Colin Moughton

Personal information
- Full name: Colin Edward Moughton
- Date of birth: 30 December 1947 (age 77)
- Place of birth: Harrow, London, England
- Height: 6 ft 0 in (1.83 m)
- Position(s): Defender

Youth career
- Queens Park Rangers

Senior career*
- Years: Team / Apps / (Gls)
- 1965–1968: Queens Park Rangers / 6 / (0)
- 1968: Colchester United / 4 / (0)
- Bedford Town
- Cheltenham Town
- Gloucester City
- Total:  / 10 / (0)

= Colin Moughton =

English footballer

Colin Edward Moughton (born 30 December 1947) is an English former footballer who played in the Football League as a defender for Queens Park Rangers and Colchester United.

==Career==

Born in Harrow, London, Moughton began his career with Queens Park Rangers, signing professional terms in December 1965. He made six appearances for the club between 1965 and 1968 prior to joining Colchester United on a two-month trial in July 1968.

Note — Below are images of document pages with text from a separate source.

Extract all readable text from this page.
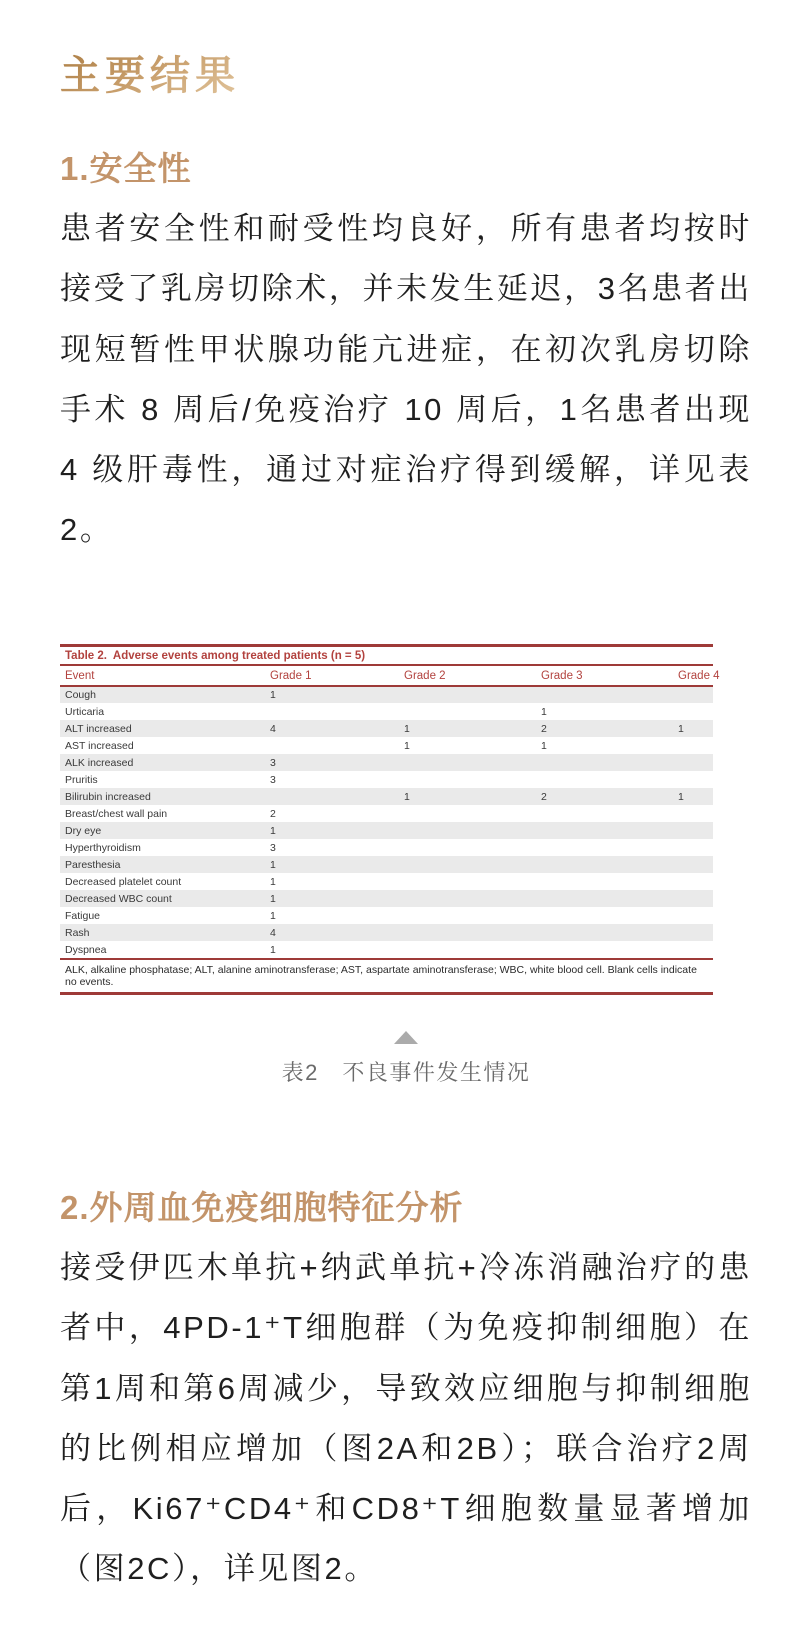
主要结果
1.安全性

患者安全性和耐受性均良好，所有患者均按时接受了乳房切除术，并未发生延迟，3名患者出现短暂性甲状腺功能亢进症，在初次乳房切除手术 8 周后/免疫治疗 10 周后，1名患者出现 4 级肝毒性，通过对症治疗得到缓解，详见表2。

Table 2.  Adverse events among treated patients (n = 5)
Event	Grade 1	Grade 2	Grade 3	Grade 4
Cough	1			
Urticaria			1	
ALT increased	4	1	2	1
AST increased		1	1	
ALK increased	3			
Pruritis	3			
Bilirubin increased		1	2	1
Breast/chest wall pain	2			
Dry eye	1			
Hyperthyroidism	3			
Paresthesia	1			
Decreased platelet count	1			
Decreased WBC count	1			
Fatigue	1			
Rash	4			
Dyspnea	1			
ALK, alkaline phosphatase; ALT, alanine aminotransferase; AST, aspartate aminotransferase; WBC, white blood cell. Blank cells indicate no events.
表2　不良事件发生情况
2.外周血免疫细胞特征分析

接受伊匹木单抗+纳武单抗+冷冻消融治疗的患者中，4PD-1⁺T细胞群（为免疫抑制细胞）在第1周和第6周减少，导致效应细胞与抑制细胞的比例相应增加（图2A和2B）；联合治疗2周后，Ki67⁺CD4⁺和CD8⁺T细胞数量显著增加（图2C），详见图2。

Moughton made his debut for Colchester in a 4–0 defeat to Brentford at Griffin Park on 10 August 1968, the opening match of the season and a game in which he scored an unfortunate own goal. He made four appearances in the league for the U's but was not signed permanently, making his final appearance in another 4–0 defeat, on this occasion at home to Scunthorpe United. He later joined Bedford Town, Cheltenham Town and Gloucester City.